I am a good baker, but I don't always have time, so I have printed the original recipe here and below an adaptation for the Time Challenged Cook.

Original Chocolate Caramel Trifle with Raspberries from Sunset
Notes: Make and cool pastry cream while cake bakes and cools.
About 1/2 cup (1/4 lb.) butter, at room temperature
About 1 1/2 cups all-purpose flour
4 ounces semisweet chocolate
1 cup sugar
2 large eggs
1 teaspoon vanilla
3/4 teaspoon baking soda
1/2 teaspoon salt
3/4 cup milk
3/4 cup hazelnut- or coffee-flavor liqueur
Caramel Pastry Cream
1 1/2 cups fresh raspberries (6 oz.), rinsed and drained

1. Butter and flour a 9-inch square baking pan.
2. Coarsely chop 3 ounces of the chocolate and place in a microwave-safe bowl. Heat in a microwave oven on full power (100%), stirring every 30 seconds, until melted and smooth, about 1 1/2 minutes total.
3. In a large bowl, with a mixer on medium-high speed, beat 1/2 cup butter and the sugar until fluffy. Add eggs and vanilla and beat until well blended. Stir in melted chocolate.
4. In another bowl, mix 1 1/2 cups flour, baking soda, and salt. Add flour mixture and milk to butter mixture, stir to combine, then beat until well blended. Scrape batter into prepared pan and spread level.
5. Bake in a 350° regular or convection oven until cake begins to pull from pan sides, 40 to 50 minutes. Let cake cool to room temperature in pan on a rack, about 1 1/2 hours.
6. Run a thin knife between cake and pan sides and invert onto a board to release. Cut cake into 1- to 1 1/2-inch cubes. Layer a third of the cubes in the bottom of a 3- to 3 1/2-quart trifle bowl or other straight-sided glass bowl. Drizzle 1/4 cup liqueur evenly over cake. Spoon a third of the Caramel Pastry Cream over cake and spread level. Repeat to make two more layers each of cake, liqueur, and pastry cream, ending with pastry cream. Cover and chill at least 2 hours or up to 1 day.
7. Finely chop remaining 1 ounce chocolate or scrape into curls. Arrange raspberries on trifle and sprinkle chocolate evenly over berries. Scoop onto dessert plates to serve.

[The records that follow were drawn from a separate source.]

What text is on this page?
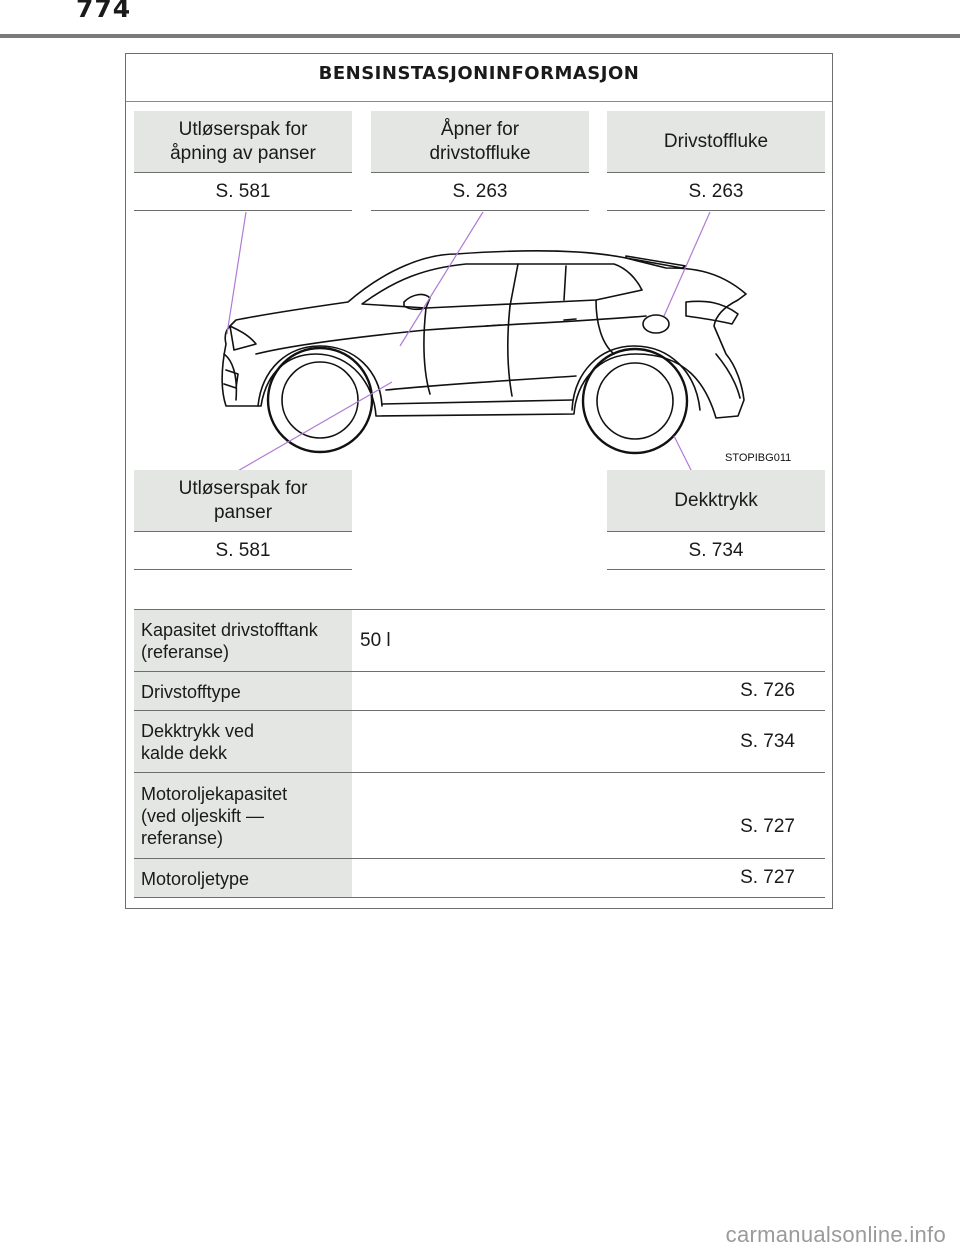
774
BENSINSTASJONINFORMASJON
STOPIBG011
Utløserspak for
åpning av panser
S. 581
Åpner for
drivstoffluke
S. 263
Drivstoffluke
S. 263
Utløserspak for
panser
S. 581
Dekktrykk
S. 734
Kapasitet drivstofftank (referanse)
50 l
Drivstofftype	S. 726
Dekktrykk ved
kalde dekk
S. 734
Motoroljekapasitet
(ved oljeskift —
referanse)
S. 727
Motoroljetype	S. 727
carmanualsonline.info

Adaptation: Use a good chocolate cake mix. You can also substitute caramel syrup for the caramelized sugar in the pastry cream. Fast and easy. I serve this trifle in a glass bowl with straight sides. Trifles should be seen and admired, as well as taste good.

Photograph: James Carrier for Sunset. Yours will look this good, too!


Jamie said...

Fabulous! And I would so rather have this than pumpkin pie any day! Beautiful!

Mason Canyon said...

Another great recipe, thanks. No more plain pumpkin pie for the holidays.

Janet Rudolph said...

So many choices. I have a few more chocolate desserts I'll post.

Anonymous said...

Amazing! Everyone loved it, even some of the picky eaters.